The death of a prospect

From Chris Lindsay of Camden Depot:

A little under two years ago, 18-year old Dominican shortstop Yewri Guillen died of a preventable viral or bacterial infection. You may remember that he was a prospect in the Washington Nationals organization, and that his death made some headlines. But there's a lot more to his story.

Ian Gordon with Mother Jones magazine has written a great article investigating the circumstances surrounding Guillen's death and the system by which young Dominican players enter the major leagues. It's an excellent read, and I highly recommend it. I had a chance to ask Gordon a few follow-up questions about the matter, and my conclusions are outlined below. I'll include the main points of the problem in my discussion, but if you haven't yet done so you should definitely read his article.

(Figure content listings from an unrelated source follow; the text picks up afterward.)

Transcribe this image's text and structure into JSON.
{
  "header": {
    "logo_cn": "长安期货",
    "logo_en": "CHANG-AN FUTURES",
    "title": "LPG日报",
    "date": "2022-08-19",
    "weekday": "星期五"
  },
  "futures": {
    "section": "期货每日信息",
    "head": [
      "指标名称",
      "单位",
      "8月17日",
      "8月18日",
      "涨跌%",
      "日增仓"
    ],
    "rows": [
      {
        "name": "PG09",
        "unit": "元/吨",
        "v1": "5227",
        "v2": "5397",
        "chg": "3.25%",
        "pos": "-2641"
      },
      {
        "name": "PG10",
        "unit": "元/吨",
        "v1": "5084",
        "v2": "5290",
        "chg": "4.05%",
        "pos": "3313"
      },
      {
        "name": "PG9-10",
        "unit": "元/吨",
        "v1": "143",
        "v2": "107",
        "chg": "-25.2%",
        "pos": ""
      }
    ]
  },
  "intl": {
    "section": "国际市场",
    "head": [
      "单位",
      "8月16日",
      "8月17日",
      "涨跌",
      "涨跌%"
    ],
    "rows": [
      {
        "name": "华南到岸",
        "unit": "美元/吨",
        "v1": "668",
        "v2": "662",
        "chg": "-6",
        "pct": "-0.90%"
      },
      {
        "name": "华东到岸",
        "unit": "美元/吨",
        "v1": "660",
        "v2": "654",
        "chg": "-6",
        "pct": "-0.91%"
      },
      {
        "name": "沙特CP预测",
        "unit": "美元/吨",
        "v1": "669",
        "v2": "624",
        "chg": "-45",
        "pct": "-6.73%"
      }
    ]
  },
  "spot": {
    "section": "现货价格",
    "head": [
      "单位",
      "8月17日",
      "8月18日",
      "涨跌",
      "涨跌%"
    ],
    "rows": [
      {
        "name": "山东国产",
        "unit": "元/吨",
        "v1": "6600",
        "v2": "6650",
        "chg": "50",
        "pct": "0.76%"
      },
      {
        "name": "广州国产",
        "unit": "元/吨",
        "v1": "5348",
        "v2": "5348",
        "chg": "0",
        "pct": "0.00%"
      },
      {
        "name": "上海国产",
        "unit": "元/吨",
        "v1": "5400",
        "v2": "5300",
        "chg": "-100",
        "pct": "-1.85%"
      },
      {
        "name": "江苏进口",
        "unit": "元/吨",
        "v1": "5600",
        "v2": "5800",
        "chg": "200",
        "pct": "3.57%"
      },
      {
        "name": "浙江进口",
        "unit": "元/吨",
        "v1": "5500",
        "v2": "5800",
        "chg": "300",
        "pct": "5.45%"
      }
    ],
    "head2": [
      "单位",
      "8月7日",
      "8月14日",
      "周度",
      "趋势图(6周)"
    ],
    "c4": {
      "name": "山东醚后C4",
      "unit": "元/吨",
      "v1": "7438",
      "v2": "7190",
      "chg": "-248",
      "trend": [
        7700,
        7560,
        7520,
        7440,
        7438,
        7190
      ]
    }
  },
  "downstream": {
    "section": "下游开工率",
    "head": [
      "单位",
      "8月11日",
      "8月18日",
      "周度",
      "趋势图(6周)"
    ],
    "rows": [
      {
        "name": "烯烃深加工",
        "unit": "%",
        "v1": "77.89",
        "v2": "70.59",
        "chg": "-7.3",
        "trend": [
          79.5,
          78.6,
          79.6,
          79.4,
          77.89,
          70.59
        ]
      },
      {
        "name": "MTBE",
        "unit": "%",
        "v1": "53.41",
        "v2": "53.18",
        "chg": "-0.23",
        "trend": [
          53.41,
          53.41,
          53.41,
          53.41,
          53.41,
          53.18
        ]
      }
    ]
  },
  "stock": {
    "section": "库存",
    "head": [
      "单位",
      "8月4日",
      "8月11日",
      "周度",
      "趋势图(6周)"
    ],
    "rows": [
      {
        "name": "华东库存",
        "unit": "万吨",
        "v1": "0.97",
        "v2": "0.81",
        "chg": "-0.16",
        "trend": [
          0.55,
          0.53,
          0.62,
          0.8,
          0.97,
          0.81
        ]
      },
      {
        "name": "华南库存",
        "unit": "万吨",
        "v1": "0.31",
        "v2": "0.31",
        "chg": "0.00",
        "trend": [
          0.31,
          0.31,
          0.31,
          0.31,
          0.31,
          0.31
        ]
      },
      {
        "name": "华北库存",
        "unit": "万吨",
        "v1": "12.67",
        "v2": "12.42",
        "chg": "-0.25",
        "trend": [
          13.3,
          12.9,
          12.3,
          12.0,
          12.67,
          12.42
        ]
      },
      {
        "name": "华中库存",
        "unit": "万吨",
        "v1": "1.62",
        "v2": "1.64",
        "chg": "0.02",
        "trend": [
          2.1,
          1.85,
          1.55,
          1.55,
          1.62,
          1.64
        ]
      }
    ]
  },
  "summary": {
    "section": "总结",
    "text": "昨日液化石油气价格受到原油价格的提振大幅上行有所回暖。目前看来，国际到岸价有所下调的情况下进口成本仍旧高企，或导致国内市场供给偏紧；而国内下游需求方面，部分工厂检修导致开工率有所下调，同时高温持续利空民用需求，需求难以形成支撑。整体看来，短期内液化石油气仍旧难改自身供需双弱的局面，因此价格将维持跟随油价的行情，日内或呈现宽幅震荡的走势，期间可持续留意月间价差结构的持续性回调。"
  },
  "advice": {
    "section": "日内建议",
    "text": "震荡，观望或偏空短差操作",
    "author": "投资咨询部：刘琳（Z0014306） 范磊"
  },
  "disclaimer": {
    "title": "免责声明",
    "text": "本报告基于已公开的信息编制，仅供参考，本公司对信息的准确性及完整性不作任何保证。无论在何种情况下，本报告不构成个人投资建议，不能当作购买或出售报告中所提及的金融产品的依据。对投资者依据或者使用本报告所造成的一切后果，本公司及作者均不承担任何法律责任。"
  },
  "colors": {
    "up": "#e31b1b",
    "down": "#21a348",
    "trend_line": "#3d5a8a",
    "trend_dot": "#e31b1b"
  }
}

Guillen died of an infection that was apparently treatable. His family in the Dominican didn't have money to provide him medical care and Gordon's article -- headlined "Inside Major League Baseball's Dominican Sweatshop System" -- reports that just nine of the 30 teams have certified trainers at their Dominican academies.

Anyway, read Gordon's piece and then Chris' follow-up. Both are worth your time.

One minor nitpick with the Mother Jones piece. They have a graphic that compares Mark McGwire's signing bonus when drafted by the A's ($145,000 in 1984) to Sammy Sosa's bonus when he first signed with the White Sox for $3,500 in 1985. The graphic was meant to point out the disparities between the U.S. system and Dominican system of acquiring talent, but you can't compare the value of polished 20-year-old college player like McGwire was at the time to a skinny 16-year-old Dominican kid.

That doesn't mean the two systems are equal or fair, although bonuses for top Dominican prospects had gone way up in recent years, with the best ones receiving upwards of $1 million -- the Rangers gave Nomar Mazara $4.25 million and the A's gave Michael Ynoa $5 million, for example. And it's not like the American system is the most fair either. When Cuban free agent Aroldis Chapman signed with the Reds, he received a six-year deal worth $30.25 million. When Stephen Strasburg was drafted by the Nationals -- remember, we're talking about comparable talents here, although many scouts said Strasburg was the best pitching prospect they'd ever seen -- he received a four-year, $15.1 million deal. Last June the Dodgers gave untested Cuban Yasiel Puig a $42 million contract. Carlos Correa, the top pick in last year's draft, received a $4.8 million signing bonus.

Anyway, all that changed with the new amateur signing rules. International budgets are now capped at about $3 million; go over and you pay a heavy tax. Draft budgets are now also capped, the amount differing based on your draft order and number of picks.

That's a bit off topic. Read the two pieces. And realize that as you watch the World Baseball Classic, not very many skinny Dominican teenagers get to that level.